In cancer, we take it for granted that as few as 1-2 percent of patients may have distinct responses because of distinctive genomic patterns - such as lung cancer patients with ALK or ROS-1 driver mutations.
In SARS, we read that the mortality rate is around 1-2%. The press is attributing this to generic cofactors - age, concurrent illness - but there is some risk this may be "satisficing" - stopping when we hear the first reasonable explanation so we can move on to another question. The first possible or even probable explanation isn't always right, however (for data on COVID-19 and age, here, here.)
According to Chen et al. in Lancet - who studied a hospital population, pre-selected for severity - of 99 patients observed for a month, 11 developed multi-organ failure and death (here). WHO guidelines emphasize that terminal care may shift to the management of sepsis and septic shock (here). In the earlier SARS crisis, reports of coinfections appeared (e.g. Gu & Korteweg, Am J Pathol 2007, 170:1136, here.)

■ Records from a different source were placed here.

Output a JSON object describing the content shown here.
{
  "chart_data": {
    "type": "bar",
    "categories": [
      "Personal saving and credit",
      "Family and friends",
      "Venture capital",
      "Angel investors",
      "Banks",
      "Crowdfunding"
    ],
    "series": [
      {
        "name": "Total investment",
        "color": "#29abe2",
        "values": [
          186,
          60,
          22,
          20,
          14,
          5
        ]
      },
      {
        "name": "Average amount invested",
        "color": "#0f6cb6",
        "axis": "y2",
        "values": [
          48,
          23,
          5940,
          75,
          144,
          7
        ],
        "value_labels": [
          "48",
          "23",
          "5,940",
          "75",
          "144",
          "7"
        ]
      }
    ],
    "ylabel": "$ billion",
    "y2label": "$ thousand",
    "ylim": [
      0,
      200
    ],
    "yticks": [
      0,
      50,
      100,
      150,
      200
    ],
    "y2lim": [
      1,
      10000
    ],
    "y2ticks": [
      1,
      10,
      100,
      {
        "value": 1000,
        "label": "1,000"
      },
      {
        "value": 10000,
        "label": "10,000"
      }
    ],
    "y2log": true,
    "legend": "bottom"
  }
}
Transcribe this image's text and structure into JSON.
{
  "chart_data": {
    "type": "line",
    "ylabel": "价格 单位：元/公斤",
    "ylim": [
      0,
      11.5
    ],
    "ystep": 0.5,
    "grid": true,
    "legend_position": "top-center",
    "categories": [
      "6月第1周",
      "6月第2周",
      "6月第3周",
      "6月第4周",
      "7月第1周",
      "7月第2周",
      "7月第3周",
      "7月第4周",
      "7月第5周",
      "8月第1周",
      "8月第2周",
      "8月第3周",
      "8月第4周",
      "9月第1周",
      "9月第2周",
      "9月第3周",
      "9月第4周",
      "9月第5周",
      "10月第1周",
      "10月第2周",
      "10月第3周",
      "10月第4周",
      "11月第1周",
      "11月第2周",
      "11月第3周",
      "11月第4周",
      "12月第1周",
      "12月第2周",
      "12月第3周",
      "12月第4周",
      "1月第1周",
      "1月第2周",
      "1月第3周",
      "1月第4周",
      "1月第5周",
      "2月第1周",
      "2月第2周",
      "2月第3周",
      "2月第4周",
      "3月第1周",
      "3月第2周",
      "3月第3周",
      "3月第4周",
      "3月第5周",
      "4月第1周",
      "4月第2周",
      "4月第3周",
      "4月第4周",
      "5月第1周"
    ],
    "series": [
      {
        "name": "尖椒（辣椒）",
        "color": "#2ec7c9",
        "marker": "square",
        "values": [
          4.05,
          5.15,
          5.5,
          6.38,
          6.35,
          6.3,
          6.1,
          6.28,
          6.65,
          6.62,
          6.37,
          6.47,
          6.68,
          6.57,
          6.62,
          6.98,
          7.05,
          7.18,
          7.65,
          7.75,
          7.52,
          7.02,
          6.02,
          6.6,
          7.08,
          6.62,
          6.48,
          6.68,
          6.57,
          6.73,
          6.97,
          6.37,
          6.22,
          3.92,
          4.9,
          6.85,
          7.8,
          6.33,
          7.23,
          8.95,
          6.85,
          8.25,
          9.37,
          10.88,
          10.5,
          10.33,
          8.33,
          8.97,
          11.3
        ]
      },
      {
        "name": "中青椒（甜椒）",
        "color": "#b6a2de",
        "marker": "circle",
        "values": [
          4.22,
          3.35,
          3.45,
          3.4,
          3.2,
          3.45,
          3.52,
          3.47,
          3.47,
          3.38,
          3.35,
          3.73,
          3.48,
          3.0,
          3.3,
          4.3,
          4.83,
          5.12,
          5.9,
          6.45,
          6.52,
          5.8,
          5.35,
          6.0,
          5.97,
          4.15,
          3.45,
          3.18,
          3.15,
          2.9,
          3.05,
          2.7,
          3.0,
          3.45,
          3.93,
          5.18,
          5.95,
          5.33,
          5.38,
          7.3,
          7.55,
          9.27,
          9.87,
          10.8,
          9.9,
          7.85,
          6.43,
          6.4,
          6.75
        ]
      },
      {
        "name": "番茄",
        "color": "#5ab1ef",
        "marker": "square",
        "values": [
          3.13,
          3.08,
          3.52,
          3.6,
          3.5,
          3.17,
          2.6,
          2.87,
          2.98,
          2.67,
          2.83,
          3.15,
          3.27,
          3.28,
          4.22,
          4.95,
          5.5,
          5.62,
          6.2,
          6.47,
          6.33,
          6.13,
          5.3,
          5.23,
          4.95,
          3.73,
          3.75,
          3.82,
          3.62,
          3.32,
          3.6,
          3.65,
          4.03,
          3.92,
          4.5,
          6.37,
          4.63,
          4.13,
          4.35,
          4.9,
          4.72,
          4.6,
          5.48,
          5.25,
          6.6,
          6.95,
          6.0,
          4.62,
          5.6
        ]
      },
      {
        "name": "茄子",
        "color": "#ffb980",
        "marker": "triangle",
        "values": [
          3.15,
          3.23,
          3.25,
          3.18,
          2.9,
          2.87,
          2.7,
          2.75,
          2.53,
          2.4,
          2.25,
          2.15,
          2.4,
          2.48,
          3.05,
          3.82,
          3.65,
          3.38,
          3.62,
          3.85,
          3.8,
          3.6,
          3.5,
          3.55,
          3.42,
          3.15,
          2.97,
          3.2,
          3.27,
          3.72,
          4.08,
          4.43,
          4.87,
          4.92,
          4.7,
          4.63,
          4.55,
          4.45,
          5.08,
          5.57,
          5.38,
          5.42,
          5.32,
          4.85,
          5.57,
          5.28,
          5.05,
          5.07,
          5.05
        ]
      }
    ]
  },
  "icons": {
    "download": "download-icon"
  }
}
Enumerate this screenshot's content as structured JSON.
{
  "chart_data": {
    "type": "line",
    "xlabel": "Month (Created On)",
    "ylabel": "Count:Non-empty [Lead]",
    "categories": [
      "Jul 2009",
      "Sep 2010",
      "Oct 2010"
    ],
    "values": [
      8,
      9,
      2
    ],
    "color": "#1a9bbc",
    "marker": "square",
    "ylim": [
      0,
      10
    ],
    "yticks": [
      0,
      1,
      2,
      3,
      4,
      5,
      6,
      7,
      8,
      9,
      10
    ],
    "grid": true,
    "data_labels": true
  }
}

It's been known since 2005 that respiratory coronaviruses can induce "hyperattack" immune responses which may be fatal - e.g. Perlman & Dandekar in Nature Rev Immun 5:917 (here). Popular sources summarize this in 2020 as, "coronaviruses can spark a viral-induced fire through many of a person's organs" e.g. here. An academic journal in 2020 remarks, "immunopathogenesis [in coronavirus] is associated with an immune response that is out of control" (e.g. Li et al., J Med Virol epub here.)
The facts that children are unlikely to get severe COVID-19 disease and men are more likely to die than women also suggests that subtleties of immune regulation and dysregulation are important.
Possible Precision Medicine Aspects of COVID-19: Things We Can Do Now
Molecular pathology can make many contributions to understanding the mortality pathways of the COVID-19 virus, besides access to rapid viral identification.
Do HLA or Other Innate Genomic Factors Raise the Odds of a Crisis Response?
Possibly. Some review literature points in SARS to some reported high odds ratios (4 and higher) with some HLA genotypes (see Sun & Xi, 2014, book chapter, here). An HLA receptor class 1 antigen can service as a receptor for some coronaviruses (Gralinski & Baric, J Pathol 2015 235:185, here.) although COVID-19 is thought to bind to the same angiotensin (ACE2) receptor as SARS-CoV (del Rio, JAMA 2/28, here). In any case, we should also look beyond the main HLA associations and look at other genomic factors contributing to the dysfunctional immune response - we may find something much more specific than generic contributing factors like age or heart failure.
Genomics of Host Response
See an excellent open access paper by Gunsolus, Sweeney, et al., in J Clin Microbiol 2019 (here). In a prior article (Sweeney et al., Crit Care Med 46:915, 2018, here), Sweeney and colleagues discovered and categorized three distinct molecular categories of host response to sepsis. Each has different implications for etiology and novel immumodulatory interventions. Potentially, patients developed a septic shock pattern after COVID-19 fall disproportionately into one of these categories, in a way that will be important to identify.
Do Coexisting Passive Infections Raise the Odds of a Crisis Response?
Another factor could be coexisting and otherwise passive infections. (See assertions that healthcare workers do worse; here.) One approach would be to sample the blood microbiome of patients with mild cases of SARS and looking for distinguishing associations with those who develop a fulminant COVID-19 syndrome with multiorgan failure and sepsis. The blood microbiome can now be screened in non-selective (broad-band) ways by next-generation sequencing (e.g. one example is the commercialized Karius Test, Blauwkamp et al., 2019, here.)
Another approach would be to take patients already in multi-organ failure and sepsis and use blood microbiome screening to look for co-infections associated with death. This lacks the predictive element but is more focused and still informative.
Funding
In a separate article, I discuss the severity of CMS policies for underfunding molecular virology (here). CMS policies have to change quickly to meet the crisis.
However, venture capital and federal funding is flowing into this space. Karius raised $165M in February 2020 (here), and Inflammatix (of which Sweeney is CEO; cited above) recently raised $32M (here) plus BARDA funding.